The completed ChatterBox application demonstrates the following full-stack integration patterns:

  • End-to-end authentication: Registration, login, JWT storage, protected routes, WebSocket auth
  • REST + WebSocket coexistence: Room management via REST, messaging via WebSocket
  • State synchronization: Message history from the database, real-time updates from WebSockets
  • Error handling across layers: Network errors, validation errors, authentication errors all handled gracefully

Performance benchmarks on a single server (4 CPU cores, 8 GB RAM): - Handles 200+ concurrent WebSocket connections per room - Message delivery latency under 50ms (same server) - Message history loads in under 100ms for the most recent 50 messages - Database stores 1 million+ messages without noticeable query degradation (with proper indexing)

Lessons Learned

  1. Define message types early.

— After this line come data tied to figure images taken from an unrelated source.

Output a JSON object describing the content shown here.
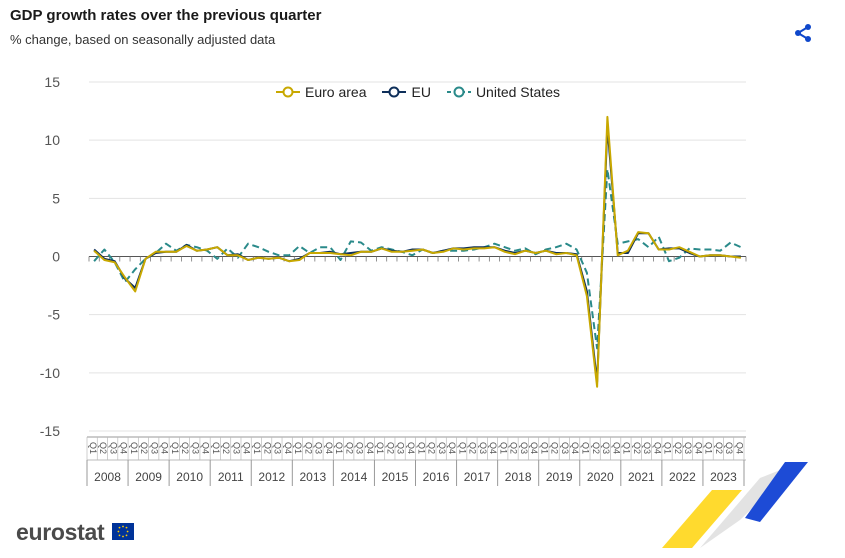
{
  "header": {
    "title": "GDP growth rates over the previous quarter",
    "subtitle": "% change, based on seasonally adjusted data"
  },
  "branding": {
    "logo_text": "eurostat",
    "flag_icon": "eu-flag-icon",
    "share_icon": "share-icon"
  },
  "colors": {
    "euro_area": "#c8a800",
    "eu": "#0e2f5a",
    "us": "#2a8a8a",
    "accent": "#0e47cb"
  },
  "chart_data": {
    "type": "line",
    "title": "GDP growth rates over the previous quarter",
    "subtitle": "% change, based on seasonally adjusted data",
    "ylim": [
      -15,
      15
    ],
    "yticks": [
      15,
      10,
      5,
      0,
      -5,
      -10,
      -15
    ],
    "grid": true,
    "legend_position": "top-center",
    "quarter_labels": [
      "Q1",
      "Q2",
      "Q3",
      "Q4"
    ],
    "years": [
      "2008",
      "2009",
      "2010",
      "2011",
      "2012",
      "2013",
      "2014",
      "2015",
      "2016",
      "2017",
      "2018",
      "2019",
      "2020",
      "2021",
      "2022",
      "2023"
    ],
    "series": [
      {
        "name": "Euro area",
        "style": "solid",
        "color": "#c8a800",
        "values": [
          0.5,
          -0.3,
          -0.5,
          -1.8,
          -3.0,
          -0.2,
          0.4,
          0.4,
          0.4,
          0.9,
          0.5,
          0.6,
          0.8,
          0.1,
          0.1,
          -0.3,
          -0.1,
          -0.2,
          -0.1,
          -0.4,
          -0.3,
          0.3,
          0.3,
          0.3,
          0.2,
          0.1,
          0.4,
          0.4,
          0.7,
          0.4,
          0.4,
          0.5,
          0.6,
          0.3,
          0.4,
          0.7,
          0.6,
          0.7,
          0.7,
          0.8,
          0.4,
          0.2,
          0.5,
          0.3,
          0.5,
          0.2,
          0.3,
          0.1,
          -3.4,
          -11.2,
          12.0,
          0.1,
          0.5,
          2.1,
          2.0,
          0.6,
          0.6,
          0.8,
          0.4,
          0.0,
          0.1,
          0.1,
          0.0,
          -0.1
        ]
      },
      {
        "name": "EU",
        "style": "solid",
        "color": "#0e2f5a",
        "values": [
          0.6,
          -0.2,
          -0.4,
          -1.9,
          -2.7,
          -0.2,
          0.3,
          0.4,
          0.4,
          1.0,
          0.5,
          0.6,
          0.8,
          0.1,
          0.2,
          -0.3,
          -0.1,
          -0.2,
          -0.1,
          -0.4,
          -0.2,
          0.3,
          0.3,
          0.4,
          0.2,
          0.3,
          0.4,
          0.4,
          0.7,
          0.5,
          0.4,
          0.6,
          0.6,
          0.3,
          0.5,
          0.7,
          0.7,
          0.8,
          0.8,
          0.8,
          0.5,
          0.3,
          0.5,
          0.3,
          0.5,
          0.3,
          0.3,
          0.2,
          -3.0,
          -10.8,
          11.2,
          0.3,
          0.3,
          2.0,
          2.0,
          0.6,
          0.7,
          0.7,
          0.3,
          0.0,
          0.1,
          0.1,
          0.0,
          0.0
        ]
      },
      {
        "name": "United States",
        "style": "dashed",
        "color": "#2a8a8a",
        "values": [
          -0.4,
          0.6,
          -0.5,
          -2.2,
          -1.1,
          -0.2,
          0.3,
          1.1,
          0.5,
          1.0,
          0.8,
          0.5,
          -0.2,
          0.7,
          -0.1,
          1.1,
          0.8,
          0.4,
          0.1,
          0.1,
          0.9,
          0.3,
          0.8,
          0.8,
          -0.3,
          1.3,
          1.2,
          0.5,
          0.8,
          0.6,
          0.4,
          0.1,
          0.6,
          0.3,
          0.5,
          0.5,
          0.5,
          0.6,
          0.8,
          1.1,
          0.8,
          0.5,
          0.7,
          0.2,
          0.6,
          0.8,
          1.1,
          0.6,
          -1.4,
          -7.9,
          7.5,
          1.1,
          1.3,
          1.5,
          0.8,
          1.7,
          -0.4,
          -0.1,
          0.7,
          0.6,
          0.6,
          0.5,
          1.2,
          0.8
        ]
      }
    ]
  }
}
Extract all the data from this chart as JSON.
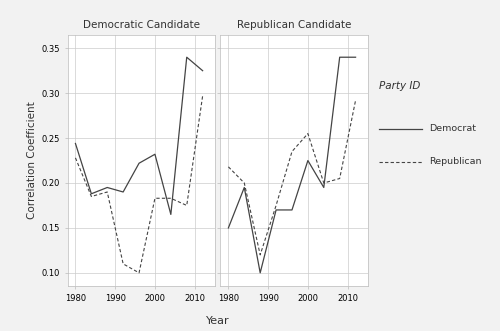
{
  "years": [
    1980,
    1984,
    1988,
    1992,
    1996,
    2000,
    2004,
    2008,
    2012
  ],
  "dem_panel": {
    "democrat": [
      0.244,
      0.188,
      0.195,
      0.19,
      0.222,
      0.232,
      0.165,
      0.34,
      0.325
    ],
    "republican": [
      0.228,
      0.185,
      0.19,
      0.11,
      0.1,
      0.183,
      0.183,
      0.175,
      0.297
    ]
  },
  "rep_panel": {
    "democrat": [
      0.15,
      0.195,
      0.1,
      0.17,
      0.17,
      0.225,
      0.195,
      0.34,
      0.34
    ],
    "republican": [
      0.218,
      0.2,
      0.12,
      0.175,
      0.235,
      0.255,
      0.2,
      0.205,
      0.292
    ]
  },
  "panel_titles": [
    "Democratic Candidate",
    "Republican Candidate"
  ],
  "ylabel": "Correlation Coefficient",
  "xlabel": "Year",
  "legend_title": "Party ID",
  "legend_labels": [
    "Democrat",
    "Republican"
  ],
  "ylim": [
    0.085,
    0.365
  ],
  "yticks": [
    0.1,
    0.15,
    0.2,
    0.25,
    0.3,
    0.35
  ],
  "ytick_labels": [
    "0.10",
    "0.15",
    "0.20",
    "0.25",
    "0.30",
    "0.35"
  ],
  "xticks": [
    1980,
    1990,
    2000,
    2010
  ],
  "xlim": [
    1978,
    2015
  ],
  "bg_color": "#f2f2f2",
  "panel_bg": "#ffffff",
  "grid_color": "#cccccc",
  "line_color": "#444444",
  "strip_bg": "#d9d9d9",
  "strip_border": "#bbbbbb",
  "spine_color": "#bbbbbb",
  "solid_lw": 0.9,
  "dot_lw": 0.8
}
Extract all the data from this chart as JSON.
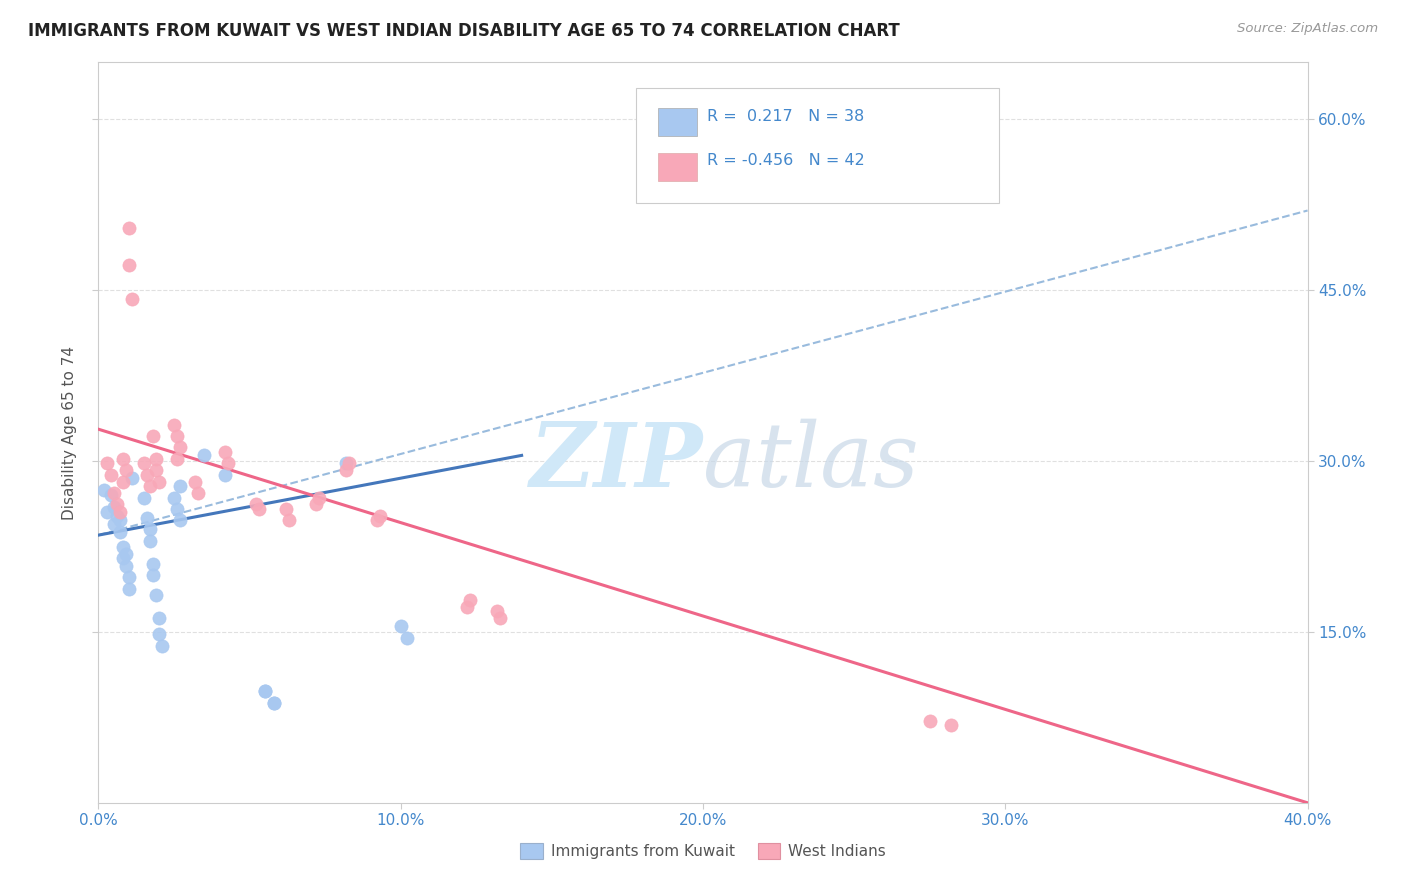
{
  "title": "IMMIGRANTS FROM KUWAIT VS WEST INDIAN DISABILITY AGE 65 TO 74 CORRELATION CHART",
  "source": "Source: ZipAtlas.com",
  "ylabel": "Disability Age 65 to 74",
  "xticklabels": [
    "0.0%",
    "10.0%",
    "20.0%",
    "30.0%",
    "40.0%"
  ],
  "xticklabels_positions": [
    0.0,
    0.1,
    0.2,
    0.3,
    0.4
  ],
  "yticklabels": [
    "15.0%",
    "30.0%",
    "45.0%",
    "60.0%"
  ],
  "yticklabels_positions": [
    0.15,
    0.3,
    0.45,
    0.6
  ],
  "xlim": [
    0.0,
    0.4
  ],
  "ylim": [
    0.0,
    0.65
  ],
  "r_kuwait": 0.217,
  "n_kuwait": 38,
  "r_westindian": -0.456,
  "n_westindian": 42,
  "legend_labels": [
    "Immigrants from Kuwait",
    "West Indians"
  ],
  "kuwait_color": "#a8c8f0",
  "westindian_color": "#f8a8b8",
  "kuwait_line_color": "#4477bb",
  "westindian_line_color": "#ee6688",
  "kuwait_trend_color": "#99bbdd",
  "watermark_color": "#d0e8f8",
  "background_color": "#ffffff",
  "grid_color": "#e0e0e0",
  "axis_color": "#cccccc",
  "title_color": "#222222",
  "tick_color": "#4488cc",
  "kuwait_scatter": [
    [
      0.002,
      0.275
    ],
    [
      0.003,
      0.255
    ],
    [
      0.004,
      0.27
    ],
    [
      0.005,
      0.26
    ],
    [
      0.005,
      0.245
    ],
    [
      0.006,
      0.252
    ],
    [
      0.007,
      0.238
    ],
    [
      0.007,
      0.248
    ],
    [
      0.008,
      0.225
    ],
    [
      0.008,
      0.215
    ],
    [
      0.009,
      0.218
    ],
    [
      0.009,
      0.208
    ],
    [
      0.01,
      0.198
    ],
    [
      0.01,
      0.188
    ],
    [
      0.011,
      0.285
    ],
    [
      0.015,
      0.268
    ],
    [
      0.016,
      0.25
    ],
    [
      0.017,
      0.24
    ],
    [
      0.017,
      0.23
    ],
    [
      0.018,
      0.21
    ],
    [
      0.018,
      0.2
    ],
    [
      0.019,
      0.182
    ],
    [
      0.02,
      0.162
    ],
    [
      0.02,
      0.148
    ],
    [
      0.021,
      0.138
    ],
    [
      0.025,
      0.268
    ],
    [
      0.026,
      0.258
    ],
    [
      0.027,
      0.248
    ],
    [
      0.027,
      0.278
    ],
    [
      0.035,
      0.305
    ],
    [
      0.042,
      0.288
    ],
    [
      0.055,
      0.098
    ],
    [
      0.058,
      0.088
    ],
    [
      0.082,
      0.298
    ],
    [
      0.1,
      0.155
    ],
    [
      0.102,
      0.145
    ],
    [
      0.055,
      0.098
    ],
    [
      0.058,
      0.088
    ]
  ],
  "westindian_scatter": [
    [
      0.003,
      0.298
    ],
    [
      0.004,
      0.288
    ],
    [
      0.005,
      0.272
    ],
    [
      0.006,
      0.262
    ],
    [
      0.007,
      0.255
    ],
    [
      0.008,
      0.282
    ],
    [
      0.008,
      0.302
    ],
    [
      0.009,
      0.292
    ],
    [
      0.01,
      0.505
    ],
    [
      0.01,
      0.472
    ],
    [
      0.011,
      0.442
    ],
    [
      0.015,
      0.298
    ],
    [
      0.016,
      0.288
    ],
    [
      0.017,
      0.278
    ],
    [
      0.018,
      0.322
    ],
    [
      0.019,
      0.302
    ],
    [
      0.019,
      0.292
    ],
    [
      0.02,
      0.282
    ],
    [
      0.025,
      0.332
    ],
    [
      0.026,
      0.322
    ],
    [
      0.026,
      0.302
    ],
    [
      0.027,
      0.312
    ],
    [
      0.032,
      0.282
    ],
    [
      0.033,
      0.272
    ],
    [
      0.042,
      0.308
    ],
    [
      0.043,
      0.298
    ],
    [
      0.052,
      0.262
    ],
    [
      0.053,
      0.258
    ],
    [
      0.062,
      0.258
    ],
    [
      0.063,
      0.248
    ],
    [
      0.072,
      0.262
    ],
    [
      0.073,
      0.268
    ],
    [
      0.082,
      0.292
    ],
    [
      0.083,
      0.298
    ],
    [
      0.092,
      0.248
    ],
    [
      0.093,
      0.252
    ],
    [
      0.122,
      0.172
    ],
    [
      0.123,
      0.178
    ],
    [
      0.132,
      0.168
    ],
    [
      0.133,
      0.162
    ],
    [
      0.275,
      0.072
    ],
    [
      0.282,
      0.068
    ]
  ],
  "kuwait_trendline": [
    [
      0.0,
      0.235
    ],
    [
      0.14,
      0.305
    ]
  ],
  "kuwait_dashed_trendline": [
    [
      0.0,
      0.235
    ],
    [
      0.4,
      0.52
    ]
  ],
  "westindian_trendline": [
    [
      0.0,
      0.328
    ],
    [
      0.4,
      0.0
    ]
  ]
}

The WebSocket protocol benefits from a clear taxonomy of message types (text, typing, system, presence) defined before implementation begins. Adding new types later requires changes across both frontend and backend.

  2. Test with multiple browser tabs. The easiest way to test real-time features is to open your application in multiple browser tabs, each logged in as a different user. This catches synchronization issues that are invisible when testing with a single client.

  3. AI excels at the boilerplate. The ConnectionManager, WebSocket hook, auth context, and API client are all patterns the AI generates reliably. The creative decisions — message ordering, scroll behavior, typing indicator UX — required human judgment.

  4. Plan for the database session lifecycle. Long-lived WebSocket connections interact with database sessions differently than short-lived HTTP requests. Decide on your session strategy (per-operation, per-connection, or pooled) before building the WebSocket handlers.

  5. Start with HTTP, then add WebSocket. We initially considered using WebSockets for everything, but REST endpoints are simpler for CRUD operations on rooms and user profiles. WebSockets should only be used where real-time push is genuinely needed.